Time Warner acquired a 10% stake in Hulu, casting an eye to the future of TV even as its second-quarter results proved there's still plenty of life in the traditional cable model.
Time Warner paid $583 million for its 10% stake in the web-streaming service, according to a person familiar with the matter. That stake doesn't equal the stakes of Hulu's current investors 21st Century Fox, Walt Disney Co. and Comcast's NBCUniversal. Time Warner decided against taking a larger stake in Hulu partly because of regulatory concerns, said the person, who declined to be identified discussing non-public information.
Time Warner Chief Executive Officer Jeff Bewkes is spending billions to create original must-see programming and acquire sports rights to attract TV viewers and extract higher fees from distributors like AT&T and Comcast. On Wednesday, the company reported second-quarter sales gains at both its HBO premium channel and Turner unit. At the same time, Mr. Bewkes is trying to win over the growing legions of cord-cutters who don't pay for cable or satellite TV.
The Hulu deal is part of a big digital push by Time Warner, which includes a web-only version of HBO and making channels available in slimmer online packages like Dish Network's Sling TV.
Time Warner's investment in Hulu will help build up a viable third player in the growing market for online-only video services led by Netflix and Amazon.com -- and bring much-needed cash to fuel Hulu's growing ambitions in original programming.

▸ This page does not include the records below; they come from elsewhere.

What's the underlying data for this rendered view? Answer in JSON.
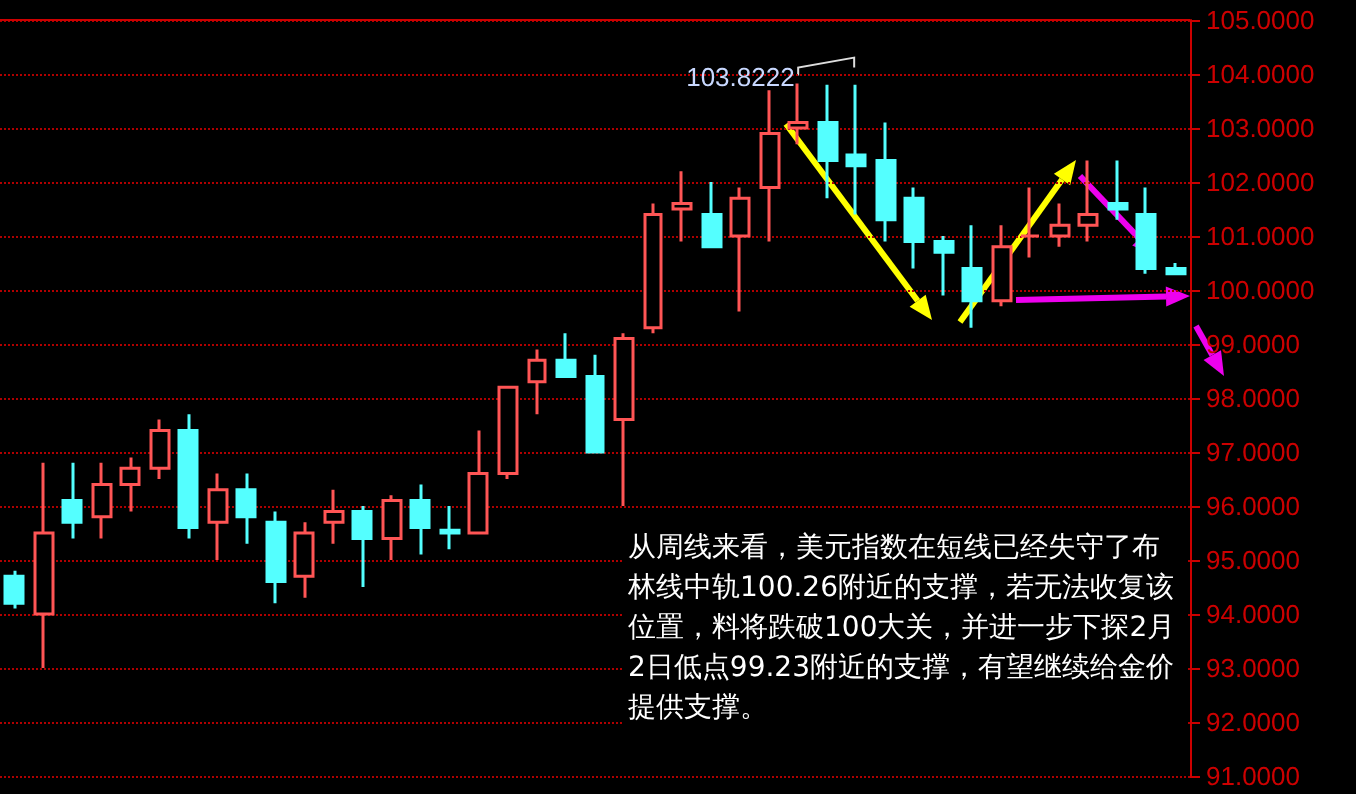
{
  "chart_data": {
    "type": "candlestick",
    "categories": [
      null,
      null,
      null,
      null,
      null,
      null,
      null,
      null,
      null,
      null,
      null,
      null,
      null,
      null,
      null,
      null,
      null,
      null,
      null,
      null,
      null,
      null,
      null,
      null,
      null,
      null,
      null,
      null,
      null,
      null,
      null,
      null,
      null,
      null,
      null,
      null,
      null,
      null,
      null,
      null,
      null
    ],
    "ohlc": [
      [
        94.7,
        94.8,
        94.1,
        94.2
      ],
      [
        94.0,
        96.8,
        93.0,
        95.5
      ],
      [
        96.1,
        96.8,
        95.4,
        95.7
      ],
      [
        95.8,
        96.8,
        95.4,
        96.4
      ],
      [
        96.4,
        96.9,
        95.9,
        96.7
      ],
      [
        96.7,
        97.6,
        96.5,
        97.4
      ],
      [
        97.4,
        97.7,
        95.4,
        95.6
      ],
      [
        95.7,
        96.6,
        95.0,
        96.3
      ],
      [
        96.3,
        96.6,
        95.3,
        95.8
      ],
      [
        95.7,
        95.9,
        94.2,
        94.6
      ],
      [
        94.7,
        95.7,
        94.3,
        95.5
      ],
      [
        95.7,
        96.3,
        95.3,
        95.9
      ],
      [
        95.9,
        96.0,
        94.5,
        95.4
      ],
      [
        95.4,
        96.2,
        95.0,
        96.1
      ],
      [
        96.1,
        96.4,
        95.1,
        95.6
      ],
      [
        95.55,
        96.0,
        95.2,
        95.5
      ],
      [
        95.5,
        97.4,
        95.5,
        96.6
      ],
      [
        96.6,
        98.2,
        96.5,
        98.2
      ],
      [
        98.3,
        98.9,
        97.7,
        98.7
      ],
      [
        98.7,
        99.2,
        98.4,
        98.4
      ],
      [
        98.4,
        98.8,
        97.0,
        97.0
      ],
      [
        97.6,
        99.2,
        96.0,
        99.1
      ],
      [
        99.3,
        101.6,
        99.2,
        101.4
      ],
      [
        101.5,
        102.2,
        100.9,
        101.6
      ],
      [
        101.4,
        102.0,
        100.8,
        100.8
      ],
      [
        101.0,
        101.9,
        99.6,
        101.7
      ],
      [
        101.9,
        103.7,
        100.9,
        102.9
      ],
      [
        103.0,
        103.8222,
        102.7,
        103.1
      ],
      [
        103.1,
        103.8,
        101.7,
        102.4
      ],
      [
        102.5,
        103.8,
        101.4,
        102.3
      ],
      [
        102.4,
        103.1,
        100.9,
        101.3
      ],
      [
        101.7,
        101.9,
        100.4,
        100.9
      ],
      [
        100.9,
        101.0,
        99.9,
        100.7
      ],
      [
        100.4,
        101.2,
        99.3,
        99.8
      ],
      [
        99.8,
        101.2,
        99.7,
        100.8
      ],
      [
        101.0,
        101.9,
        100.6,
        101.0
      ],
      [
        101.0,
        101.6,
        100.8,
        101.2
      ],
      [
        101.2,
        102.4,
        100.9,
        101.4
      ],
      [
        101.6,
        102.4,
        101.3,
        101.5
      ],
      [
        101.4,
        101.9,
        100.3,
        100.4
      ],
      [
        100.4,
        100.5,
        100.3,
        100.3
      ]
    ],
    "ylim": [
      91,
      105
    ],
    "yticks": [
      {
        "value": 91,
        "label": "91.0000"
      },
      {
        "value": 92,
        "label": "92.0000"
      },
      {
        "value": 93,
        "label": "93.0000"
      },
      {
        "value": 94,
        "label": "94.0000"
      },
      {
        "value": 95,
        "label": "95.0000"
      },
      {
        "value": 96,
        "label": "96.0000"
      },
      {
        "value": 97,
        "label": "97.0000"
      },
      {
        "value": 98,
        "label": "98.0000"
      },
      {
        "value": 99,
        "label": "99.0000"
      },
      {
        "value": 100,
        "label": "100.0000"
      },
      {
        "value": 101,
        "label": "101.0000"
      },
      {
        "value": 102,
        "label": "102.0000"
      },
      {
        "value": 103,
        "label": "103.0000"
      },
      {
        "value": 104,
        "label": "104.0000"
      },
      {
        "value": 105,
        "label": "105.0000"
      }
    ],
    "tick_labels": "y",
    "grid": "y",
    "annotations": [
      "103.8222",
      "从周线来看，美元指数在短线已经失守了布林线中轨100.26附近的支撑，若无法收复该位置，料将跌破100大关，并进一步下探2月2日低点99.23附近的支撑，有望继续给金价提供支撑。"
    ]
  }
}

In a separate affiliate deal announced Wednesday, Hulu will carry Time Warner's channels in its upcoming live TV service.
Revenue during the quarter fell 5% to $6.95 billion, missing analysts' estimates of $7.06 billion. But Turner and HBO helped boost earnings. Sales at the cable network unit, which include TNT and TBS, climbed 6% to $3 billion. The company saw a 6% increase in ad revenue and a 11% rise in fees paid by distributors. HBO sales rose 2% to $1.5 bulluon.